Montag, 28. Januar 2013

"Strompreis-Sicherung": Altmaier erklärt Eigenverbrauch von Ökostrom zu unsolidarischem Tatbestand

So, nun also doch. Gestern konnte sich Bundesumweltminister Altmaier nicht vorstellen, noch vor der Bundestagswahl  größere Änderungen am EEG vorzunehmen, heute legt er eine so genannte "Strompreis-Sicherung" vor, die das EEG in seiner jetzigen Form auf den Kopf stellt.
"Ich halte es nicht für wahrscheinlich, dass wir es schaffen, den großen Konsens, den wir brauchen, die Komplettreform des EEG, bis zur Bundestagswahl so über die Rampe zu hieven, dass eine funktionierende Lösung vorhanden ist" (Altmaier öffentlich am 23.01.2013)
Nun sind die heute von Altmaier vorgelegten Vorschläge nicht als "Komplettreform" formuliert,  die einzelnen wenigen Spiegelstriche seiner "Strompreis-Sicherung im EEG" wirken rein optisch recht harmlos. Wer sich die Punkte jedoch genauer anschaut, wird schnell feststellen, dass hier das EEG nicht reformiert, sondern - schlimmer noch - regelrecht zerschossen wird. Falls Altmaiers Vorschläge von der Regierung beschlossen werden, hieße das:
  • Die EEG-Umlage wird gedeckelt.
  • Investoren von neuen EEG-Anlagen erhalten eine Einspeisevergütung womöglich erst "eine bestimmte Anzahl von Monaten" später (bis "das EEG-Konto wieder ausgeglichen ist").
  • Betreiber von Bestandsanlagen zahlen künftig einen „Energie-Soli“ in Form einer "geringen und vertretbaren Vergütungskürzung".
  • Stromintensive Betriebe zahlen künftig eine höhere Mindestumlage, die begünstigte Gesamt-Strommenge wird gedeckelt (ist aber nicht so schlimm, sagt Altmaier, weil ja die Börsenstrompreise sinken).
  • Die Eigenstromerzeugung bzw. der Eigenstromverbrauch wird mit einer Mindestumlage belastet.
Nun könnte ich mich stundenlang mit diesen Vorschlägen und den Erläuterungen des Ministers beschäftigen. Tue ich aber nicht, denn erstens soll es hier lesbar bleiben und zweitens gibt es eine Menge anderer Fachleute, die sich ebenfalls mit der "Strompreis-Sicherung" beschäftigen (eine Auswahl aktueller Beiträge siehe unten).

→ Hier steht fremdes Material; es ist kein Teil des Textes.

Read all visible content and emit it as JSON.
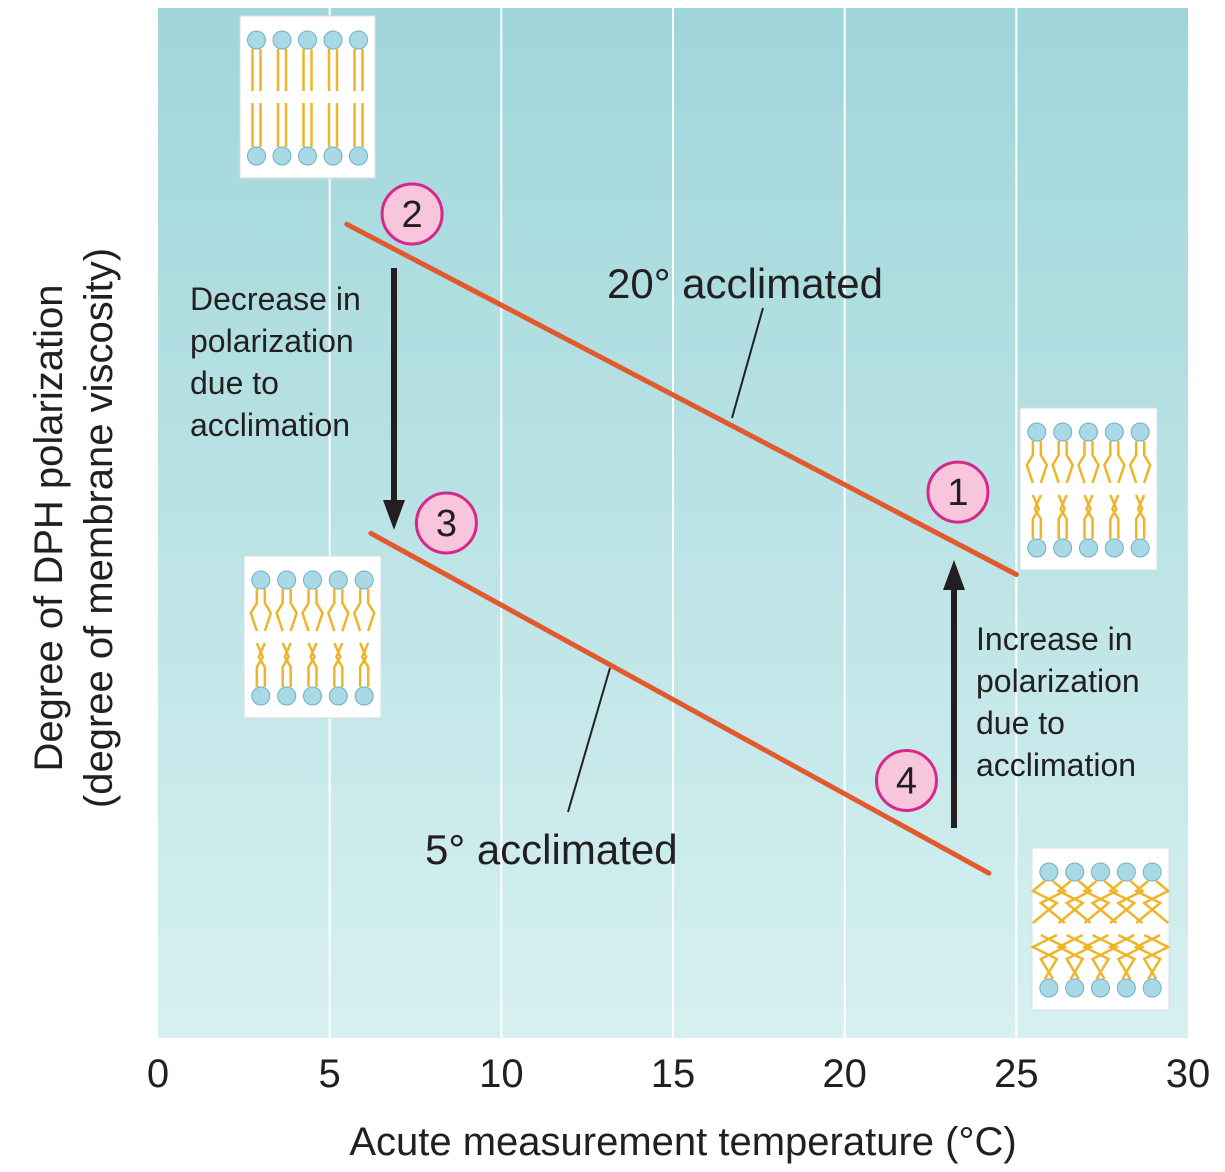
{
  "chart_data": {
    "type": "line",
    "xlabel": "Acute measurement temperature (°C)",
    "ylabel_line1": "Degree of DPH polarization",
    "ylabel_line2": "(degree of membrane viscosity)",
    "xlim": [
      0,
      30
    ],
    "x_ticks": [
      "0",
      "5",
      "10",
      "15",
      "20",
      "25",
      "30"
    ],
    "y_ticks_shown": false,
    "grid": "vertical",
    "colors": {
      "plot_bg_top": "#9fd6da",
      "plot_bg_bottom": "#d7f0f1",
      "line": "#e05a2e",
      "grid": "#ffffff",
      "marker_fill": "#f7c6dc",
      "marker_stroke": "#d8268a",
      "arrow": "#231f20",
      "lipid_head": "#a9d9e6",
      "lipid_tail": "#f0b429"
    },
    "series": [
      {
        "name": "20° acclimated",
        "x": [
          5.5,
          25
        ],
        "y": [
          0.79,
          0.45
        ]
      },
      {
        "name": "5° acclimated",
        "x": [
          6.2,
          24.2
        ],
        "y": [
          0.49,
          0.16
        ]
      }
    ],
    "markers": [
      {
        "label": "1",
        "x": 23.3,
        "y": 0.53
      },
      {
        "label": "2",
        "x": 7.4,
        "y": 0.8
      },
      {
        "label": "3",
        "x": 8.4,
        "y": 0.5
      },
      {
        "label": "4",
        "x": 21.8,
        "y": 0.25
      }
    ],
    "annotations": {
      "left_arrow_lines": [
        "Decrease in",
        "polarization",
        "due to",
        "acclimation"
      ],
      "right_arrow_lines": [
        "Increase in",
        "polarization",
        "due to",
        "acclimation"
      ]
    },
    "membrane_icons": [
      {
        "name": "ordered-membrane",
        "state": "straight tails"
      },
      {
        "name": "fluid-membrane",
        "state": "kinked tails"
      },
      {
        "name": "partly-fluid-membrane",
        "state": "kinked tails"
      },
      {
        "name": "very-fluid-membrane",
        "state": "highly disordered tails"
      }
    ]
  }
}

Ich konzentriere mich hier auf das Thema, über das ich mich am meisten aufgeregt habe - die Mindestumlage für Eigenstromerzeugung bzw. Eigenstromverbrauch. Zunächst mal die Aussagen dazu im Originalsprech aus Altmaiers Papier (dann wird wahrscheinlich schnell klar, warum ich mich so aufrege):
Die Eigenstromerzeugung bzw. der Eigenstromverbrauch wird ebenfalls mit einer Mindestumlage belastet, um eine weitere Entsolidarisierung bestimmter Stromverbraucher zu verhindern. Dabei ist zu unterscheiden zwischen Altfällen (bei denen Übergangslösungen geboten sind) und neuen Tatbeständen. Grundsätzlich sollen alle Stromverbraucher, auch diejenigen, die ihren Strom selbst produzieren und verbrauchen, an der Finanzierung der Energiewende in einem vertretbaren Umfang beteiligt werden.  
Entsolidarisierung? Altfälle? Tatbestände? Bitte, wie kommt es zu dieser Wortwahl? Eine Wortwahl, die ein Schlag ins Gesicht ist derjenigen, die sich solidarisch mit dem Ziel "Energiewende" und dem Bestreben nach einer lebenswerten Zukunft auch der kommenden Generationen erklären. Ein Schlag ins Gesicht derjenigen, die ihr Geschäftsmodell an alle bisherigen EEG-Änderungen angepasst haben und massiv in die Entwicklung von Eigenverbrauch und Speicherlösungen investiert haben. Ja, okay, Geld wird auch damit verdient. Aber der Nutzen aus dieser Entwicklung - z.B. möglichst viele dezentrale Kleinkraftwerke, Unabhängigkeit von den großen Stromversorgern, gesellschaftliche Vorbildfunktion, etc. - scheint mir doch zumindest so groß zu sein, dass ich den Begriff "Tatbestand" und die damit unweigerlich verbundene Assoziation "Verbrecher" schwer daneben finde.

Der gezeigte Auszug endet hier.